Harlow’s Lillian can sometimes be annoying, as when she overdoes her little girl routine; and her attempt at drunkenness in one scene is unrealistic. But her vibrancy and newfound ability to deliver, with machine gun precision and rapidity, a string of invectives at the rotten phoniness underlying the ruling class fairly begs the audience to celebrate her ultimate triumph.

Baby Face

Turner Classic Archives offers two versions of Baby Face: the censored version released to theaters in 1933 and the original, uncut version that was rediscovered in 2004 and contains approximately five additional minutes. This reviewer will honor the filmmakers’ intent and discuss the latter version.

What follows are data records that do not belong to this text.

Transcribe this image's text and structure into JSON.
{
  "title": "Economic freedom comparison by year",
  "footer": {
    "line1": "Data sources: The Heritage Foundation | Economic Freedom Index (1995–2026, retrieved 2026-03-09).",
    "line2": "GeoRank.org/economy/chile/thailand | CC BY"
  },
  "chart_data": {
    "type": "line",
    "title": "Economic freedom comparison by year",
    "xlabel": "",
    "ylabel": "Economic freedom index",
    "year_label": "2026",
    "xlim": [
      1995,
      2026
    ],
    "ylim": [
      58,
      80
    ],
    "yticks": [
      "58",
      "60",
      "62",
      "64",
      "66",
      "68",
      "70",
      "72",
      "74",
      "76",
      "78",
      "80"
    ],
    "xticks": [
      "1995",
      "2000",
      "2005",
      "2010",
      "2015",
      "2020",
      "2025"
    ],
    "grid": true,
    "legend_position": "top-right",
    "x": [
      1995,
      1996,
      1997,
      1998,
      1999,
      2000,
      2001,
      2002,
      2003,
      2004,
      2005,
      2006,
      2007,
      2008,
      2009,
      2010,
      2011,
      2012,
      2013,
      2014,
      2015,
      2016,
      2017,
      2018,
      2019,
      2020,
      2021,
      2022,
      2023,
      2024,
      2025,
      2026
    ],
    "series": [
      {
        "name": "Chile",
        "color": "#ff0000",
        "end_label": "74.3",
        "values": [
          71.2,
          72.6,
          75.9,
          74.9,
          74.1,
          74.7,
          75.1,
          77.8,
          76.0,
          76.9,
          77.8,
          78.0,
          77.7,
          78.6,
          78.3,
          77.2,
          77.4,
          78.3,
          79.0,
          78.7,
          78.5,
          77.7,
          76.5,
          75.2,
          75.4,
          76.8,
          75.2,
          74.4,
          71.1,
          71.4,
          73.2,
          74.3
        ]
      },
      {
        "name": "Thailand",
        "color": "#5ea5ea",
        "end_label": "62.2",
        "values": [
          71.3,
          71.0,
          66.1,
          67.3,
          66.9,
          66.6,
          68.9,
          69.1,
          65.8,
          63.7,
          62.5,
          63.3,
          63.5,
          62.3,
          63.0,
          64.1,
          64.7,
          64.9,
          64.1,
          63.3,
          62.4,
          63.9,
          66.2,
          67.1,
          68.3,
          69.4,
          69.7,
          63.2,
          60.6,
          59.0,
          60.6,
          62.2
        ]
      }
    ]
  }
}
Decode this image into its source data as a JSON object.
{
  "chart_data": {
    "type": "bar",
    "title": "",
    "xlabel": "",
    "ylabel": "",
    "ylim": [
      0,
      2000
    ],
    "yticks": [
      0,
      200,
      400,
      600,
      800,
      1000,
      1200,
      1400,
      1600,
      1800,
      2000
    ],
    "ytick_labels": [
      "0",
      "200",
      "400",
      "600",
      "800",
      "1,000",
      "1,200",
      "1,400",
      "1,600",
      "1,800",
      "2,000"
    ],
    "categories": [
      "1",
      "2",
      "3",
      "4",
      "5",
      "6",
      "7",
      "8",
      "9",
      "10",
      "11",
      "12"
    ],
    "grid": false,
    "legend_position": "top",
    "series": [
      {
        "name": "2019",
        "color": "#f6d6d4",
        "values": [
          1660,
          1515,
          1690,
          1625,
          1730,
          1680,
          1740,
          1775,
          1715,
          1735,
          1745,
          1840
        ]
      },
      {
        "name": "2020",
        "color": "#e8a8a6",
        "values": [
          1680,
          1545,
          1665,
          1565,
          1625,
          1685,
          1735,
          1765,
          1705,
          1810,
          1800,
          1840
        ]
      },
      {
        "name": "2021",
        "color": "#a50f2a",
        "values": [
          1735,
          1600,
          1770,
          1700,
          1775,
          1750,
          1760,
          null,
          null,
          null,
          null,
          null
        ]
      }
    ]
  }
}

Baby Face (directed by Alfred E. Green) is similar to the earlier Red Headed Woman in several ways. Lilly Powers (Barbara Stanwyck) comes from a working class background that is portrayed even more graphically in the opening scenes: forced to grow up in her father’s basement speakeasy, which looks out onto factory smokestacks, Lilly is also forced by her father to provide entertainment for the men who frequent the joint, including prostituting herself from the age of 14.

Lilly finds too she has no other option other than using the skills she learned in her youth. She is released from bondage when her father’s still explodes and also kills him, and she turns for help to a neighborhood figure who might best be understood as the film’s confusing nod to 1930s’ American radicalism. Sitting amidst his library of books, a gray bearded, bespectacled immigrant man recommends reading Nietzsche and using men to get what she wants. No doubt, a Marxist couldn’t have gotten past the censors; besides, a Marxist wouldn’t have made that recommendation.

At any rate, the similarities between the two ‘forbidden’ films continue when Lillian decides to sleep her way to the top, this time literally. Beginning on the first floor of a bank-owned skyscraper in New York, she seduces one company official after another (in the process, we watch her blow off a young John Wayne because he’s not an executive) until she’s living in a penthouse on the top floor and causes the murder-suicide of two company executives whom she has seduced.

After discovering that a newspaper has offered Lilly $10,000 for the diary she (falsely) claims to have kept of her experiences at the bank, the board of directors offers her $15,000, which she accepts, and hires a young playboy, Courtland Trenholm (George Brent), as president, whose first duty is to offer her a job in Paris.

At this point, the movies’ similarities end and Baby Face suffers for it. The playboy president arrives in Paris and quickly falls in love with Lilly, and she begins to behave and dress more conservatively. However, as was the case with many American banks during the Great Depression, his bank goes bust and he is indicted. When he asks Lilly for the money the bank gave her so he can fight the charges, she refuses and Trenholm returns to New York; but she has an attack of consciousness and follows him home, where, following his attempted suicide (which he survives) she suddenly realizes she needs him more than she needs the money.

In addition to the contrived, underdeveloped ending, Baby Face suffers from male stereotypes, especially the working class frequenters of Lilly’s father’s speakeasy, who are, to a man, coarse and filthy. On the other hand, the film’s attention to detail in presenting Lilly’s background and Barbara Stanwyck’s emotional range are first rate.

The quality of the transfer to disc is excellent.